4. Aber damit ist der Streit noch nicht entschieden?

Nein, denn letztendlich hat Karlsruhe zu entscheiden, was dieses Urteil nun für die deutschen Verfassungsklagen bedeutet. Maßstab der Richter ist allein das Grundgesetz. In der Verhandlung am Dienstag wurde schnell deutlich, dass sie sich trotz der Vorlage aus Luxemburg noch einmal intensiv mit dem Fall auseinandersetzen werden. Denn es geht um die Grundsatzfrage, wie weit der Arm des Verfassungsgerichts in Europa reicht. Dürfen EU-Akte überhaupt überprüft werden? Oder kann es nur darum gehen, wie sich die Bundesregierung, der Bundestag oder die Bundesbank zu verhalten haben? Und welche Bindungswirkung hat ein Urteil des EuGH? Die EZB-Entscheidung gibt also die Linie vor für künftige Interessenskonflikte im europäischen Gefüge.

5. Wie könnte das Karlsruher Urteil ausfallen?

Das lässt sich nach Dienstag nur erahnen. EZB-Direktoriumsmitglied Yves Mersch musste sich auf jeden Fall viele kritische Nachfragen gefallen lassen.
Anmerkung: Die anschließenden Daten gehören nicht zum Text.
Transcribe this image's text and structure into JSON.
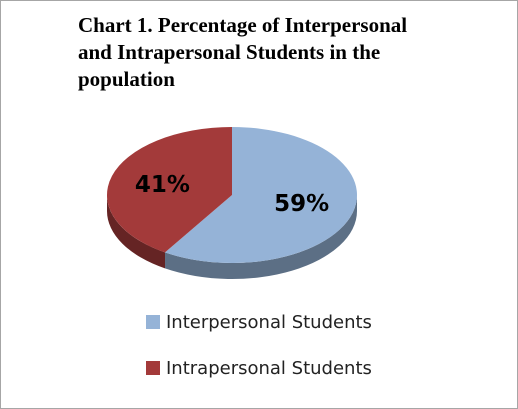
{
  "chart_data": {
    "type": "pie3d",
    "title": "Chart 1. Percentage of Interpersonal and Intrapersonal Students in the population",
    "categories": [
      "Interpersonal Students",
      "Intrapersonal Students"
    ],
    "values": [
      59,
      41
    ],
    "value_labels": [
      "59%",
      "41%"
    ],
    "colors": [
      "#95b3d7",
      "#a33a3a"
    ],
    "legend": "bottom"
  }
}
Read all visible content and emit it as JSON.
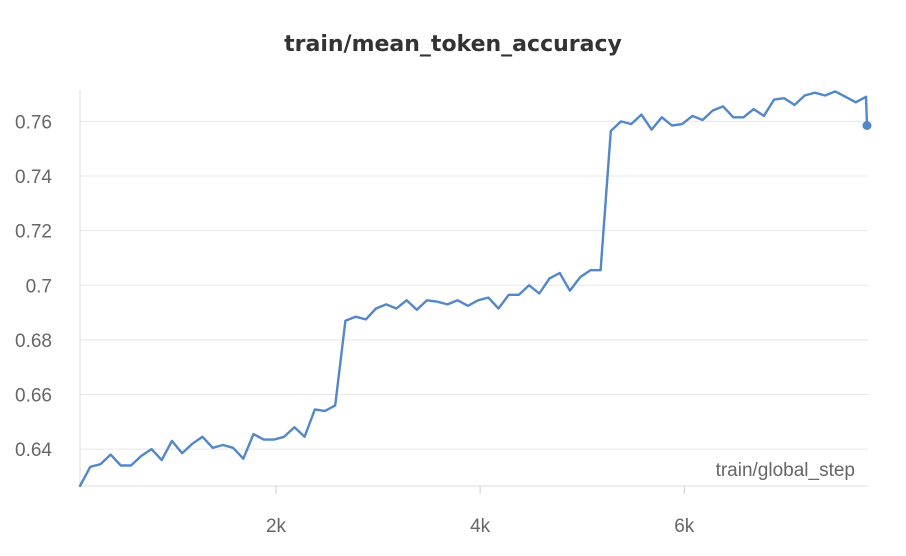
{
  "chart_data": {
    "type": "line",
    "title": "train/mean_token_accuracy",
    "xlabel": "train/global_step",
    "ylabel": "",
    "xlim": [
      80,
      7800
    ],
    "ylim": [
      0.6265,
      0.7715
    ],
    "x_ticks": [
      {
        "value": 2000,
        "label": "2k"
      },
      {
        "value": 4000,
        "label": "4k"
      },
      {
        "value": 6000,
        "label": "6k"
      }
    ],
    "y_ticks": [
      {
        "value": 0.64,
        "label": "0.64"
      },
      {
        "value": 0.66,
        "label": "0.66"
      },
      {
        "value": 0.68,
        "label": "0.68"
      },
      {
        "value": 0.7,
        "label": "0.7"
      },
      {
        "value": 0.72,
        "label": "0.72"
      },
      {
        "value": 0.74,
        "label": "0.74"
      },
      {
        "value": 0.76,
        "label": "0.76"
      }
    ],
    "grid": true,
    "color": "#5387c8",
    "series": [
      {
        "x": [
          80,
          180,
          280,
          380,
          480,
          580,
          680,
          780,
          880,
          980,
          1080,
          1180,
          1280,
          1380,
          1480,
          1580,
          1680,
          1780,
          1880,
          1980,
          2080,
          2180,
          2280,
          2380,
          2480,
          2580,
          2680,
          2780,
          2880,
          2980,
          3080,
          3180,
          3280,
          3380,
          3480,
          3580,
          3680,
          3780,
          3880,
          3980,
          4080,
          4180,
          4280,
          4380,
          4480,
          4580,
          4680,
          4780,
          4880,
          4980,
          5080,
          5180,
          5280,
          5380,
          5480,
          5580,
          5680,
          5780,
          5880,
          5980,
          6080,
          6180,
          6280,
          6380,
          6480,
          6580,
          6680,
          6780,
          6880,
          6980,
          7080,
          7180,
          7280,
          7380,
          7480,
          7580,
          7680,
          7780,
          7790
        ],
        "values": [
          0.6265,
          0.6335,
          0.6345,
          0.638,
          0.634,
          0.634,
          0.6375,
          0.64,
          0.636,
          0.643,
          0.6385,
          0.642,
          0.6445,
          0.6405,
          0.6415,
          0.6405,
          0.6365,
          0.6455,
          0.6435,
          0.6435,
          0.6445,
          0.648,
          0.6445,
          0.6545,
          0.654,
          0.656,
          0.687,
          0.6885,
          0.6875,
          0.6915,
          0.693,
          0.6915,
          0.6945,
          0.691,
          0.6945,
          0.694,
          0.693,
          0.6945,
          0.6925,
          0.6945,
          0.6955,
          0.6915,
          0.6965,
          0.6965,
          0.7,
          0.697,
          0.7025,
          0.7045,
          0.698,
          0.703,
          0.7055,
          0.7055,
          0.7565,
          0.76,
          0.759,
          0.7625,
          0.757,
          0.7615,
          0.7585,
          0.759,
          0.762,
          0.7605,
          0.764,
          0.7655,
          0.7615,
          0.7615,
          0.7645,
          0.762,
          0.768,
          0.7685,
          0.766,
          0.7695,
          0.7705,
          0.7695,
          0.771,
          0.769,
          0.767,
          0.769,
          0.7585
        ]
      }
    ]
  }
}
Volkswirte fordern, Karlsruhe solle sein Urteil zumindest dazu nutzen, deutsche Vorbehalte festzuschreiben. „Wir sind dafür, dass das Bundesverfassungsgericht ein Signal nach Luxemburg und Frankfurt sendet, dass man nicht einfach machen kann, was man will“, betont der Wirtschaftsweise Lars Feld. Durch eine Begründung, die von der Pro-EZB-Entscheidung des EuGH abweicht, könnte sich Deutschlands höchstes Gericht auf nationaler Ebene die Kontrolle über künftige EZB-Maßnahmen zur Euro-Rettung vorbehalten. Beobachter halten eine solche Kompromiss-Linie für durchaus wahrscheinlich. Ein Urteil wird frühestens in einigen Monaten erwartet.

6. Was bedeutet das Verfahren für das laufende Kaufprogramm der EZB?
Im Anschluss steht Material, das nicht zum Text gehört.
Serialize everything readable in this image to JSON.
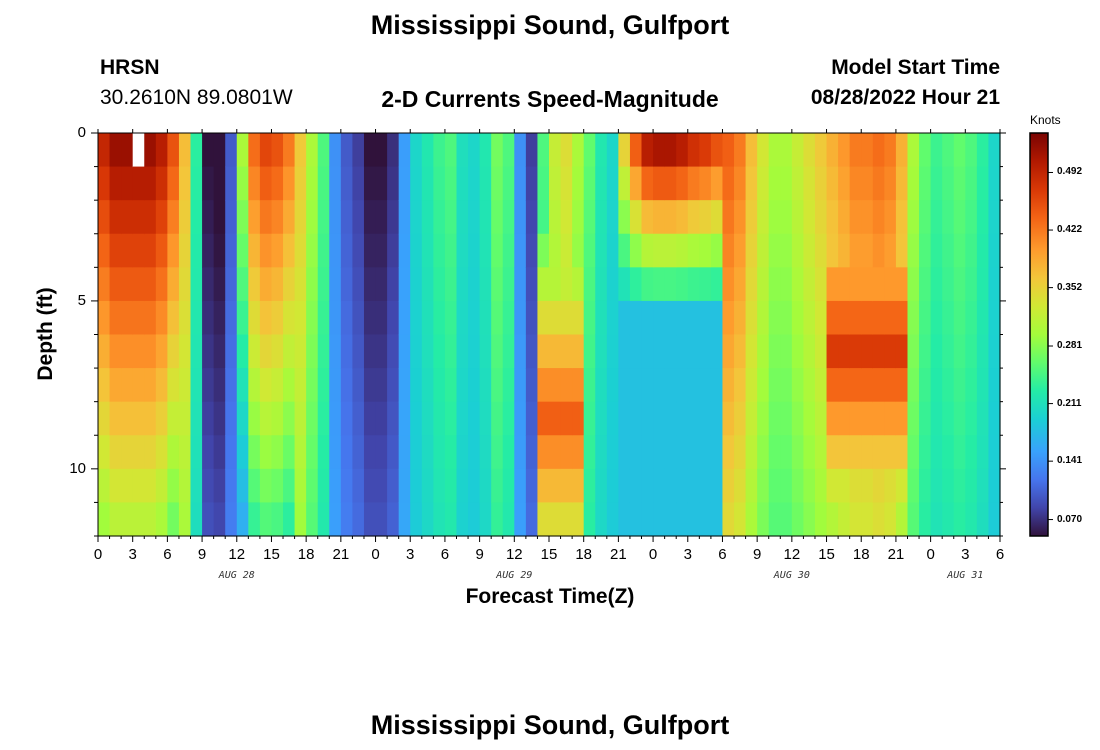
{
  "header": {
    "title": "Mississippi Sound, Gulfport",
    "station_id": "HRSN",
    "coordinates": "30.2610N  89.0801W",
    "subtitle": "2-D Currents Speed-Magnitude",
    "model_start_label": "Model Start Time",
    "model_start_value": "08/28/2022 Hour 21"
  },
  "footer": {
    "title": "Mississippi Sound, Gulfport"
  },
  "chart_data": {
    "type": "heatmap",
    "title": "2-D Currents Speed-Magnitude",
    "xlabel": "Forecast Time(Z)",
    "ylabel": "Depth (ft)",
    "x_range_hours": [
      0,
      78
    ],
    "x_time_step_hours": 1,
    "y_range_ft": [
      0,
      12
    ],
    "y_levels": 12,
    "x_tick_labels": [
      "0",
      "3",
      "6",
      "9",
      "12",
      "15",
      "18",
      "21",
      "0",
      "3",
      "6",
      "9",
      "12",
      "15",
      "18",
      "21",
      "0",
      "3",
      "6",
      "9",
      "12",
      "15",
      "18",
      "21",
      "0",
      "3",
      "6"
    ],
    "date_labels": [
      {
        "text": "AUG 28",
        "hour": 12
      },
      {
        "text": "AUG 29",
        "hour": 36
      },
      {
        "text": "AUG 30",
        "hour": 60
      },
      {
        "text": "AUG 31",
        "hour": 75
      }
    ],
    "y_tick_labels": [
      {
        "value": 0,
        "text": "0"
      },
      {
        "value": 5,
        "text": "5"
      },
      {
        "value": 10,
        "text": "10"
      }
    ],
    "colorbar": {
      "units": "Knots",
      "min": 0.05,
      "max": 0.54,
      "ticks": [
        "0.070",
        "0.141",
        "0.211",
        "0.281",
        "0.352",
        "0.422",
        "0.492"
      ],
      "tick_values": [
        0.07,
        0.141,
        0.211,
        0.281,
        0.352,
        0.422,
        0.492
      ]
    },
    "surface_profile_knots": [
      0.49,
      0.52,
      0.52,
      0.52,
      0.52,
      0.5,
      0.45,
      0.37,
      0.23,
      0.05,
      0.04,
      0.1,
      0.3,
      0.43,
      0.46,
      0.45,
      0.42,
      0.36,
      0.3,
      0.25,
      0.14,
      0.1,
      0.08,
      0.05,
      0.05,
      0.07,
      0.15,
      0.2,
      0.22,
      0.24,
      0.25,
      0.21,
      0.2,
      0.22,
      0.27,
      0.25,
      0.14,
      0.08,
      0.25,
      0.32,
      0.34,
      0.3,
      0.26,
      0.22,
      0.2,
      0.35,
      0.44,
      0.5,
      0.51,
      0.51,
      0.5,
      0.48,
      0.47,
      0.45,
      0.44,
      0.42,
      0.37,
      0.33,
      0.3,
      0.3,
      0.32,
      0.34,
      0.36,
      0.38,
      0.4,
      0.42,
      0.42,
      0.43,
      0.42,
      0.38,
      0.3,
      0.26,
      0.24,
      0.25,
      0.26,
      0.25,
      0.23,
      0.2
    ],
    "depth_adjustments": [
      {
        "start_hour": 0,
        "end_hour": 6,
        "bottom_multiplier": 0.6
      },
      {
        "start_hour": 12,
        "end_hour": 16,
        "bottom_multiplier": 0.55
      },
      {
        "start_hour": 38,
        "end_hour": 41,
        "depth_peak_ft": 8,
        "peak_knots": 0.44
      },
      {
        "start_hour": 45,
        "end_hour": 53,
        "surface_only": true,
        "bottom_knots": 0.18
      },
      {
        "start_hour": 63,
        "end_hour": 69,
        "depth_peak_ft": 6,
        "peak_knots": 0.47
      }
    ],
    "missing_cells": [
      {
        "hour": 3,
        "depth_ft": 0
      }
    ]
  }
}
Direkt nichts. Denn es geht nicht um die Anleihenkäufe, die seit dem 9. März 2015 laufen („Quantitative Easing“, QE). Beim QE-Programm investiert die EZB monatlich 60 Milliarden Euro in Staatsanleihen und andere Wertpapiere – und das bis mindestens März 2017. Hier fließt das Geld aber nicht nur in Papiere von Krisenstaaten, sondern in Anleihen aus dem gesamten Euroraum. Über Geschäftsbanken soll es als Kredit bei Unternehmen und Verbrauchern ankommen. Das könnte Konsum und Investitionen und so auch die Inflation anheizen. Auch gegen dieses Programm liegt schon eine Verfassungsbeschwerde vor. Die EZB wird Karlsruhe also weiter beschäftigen.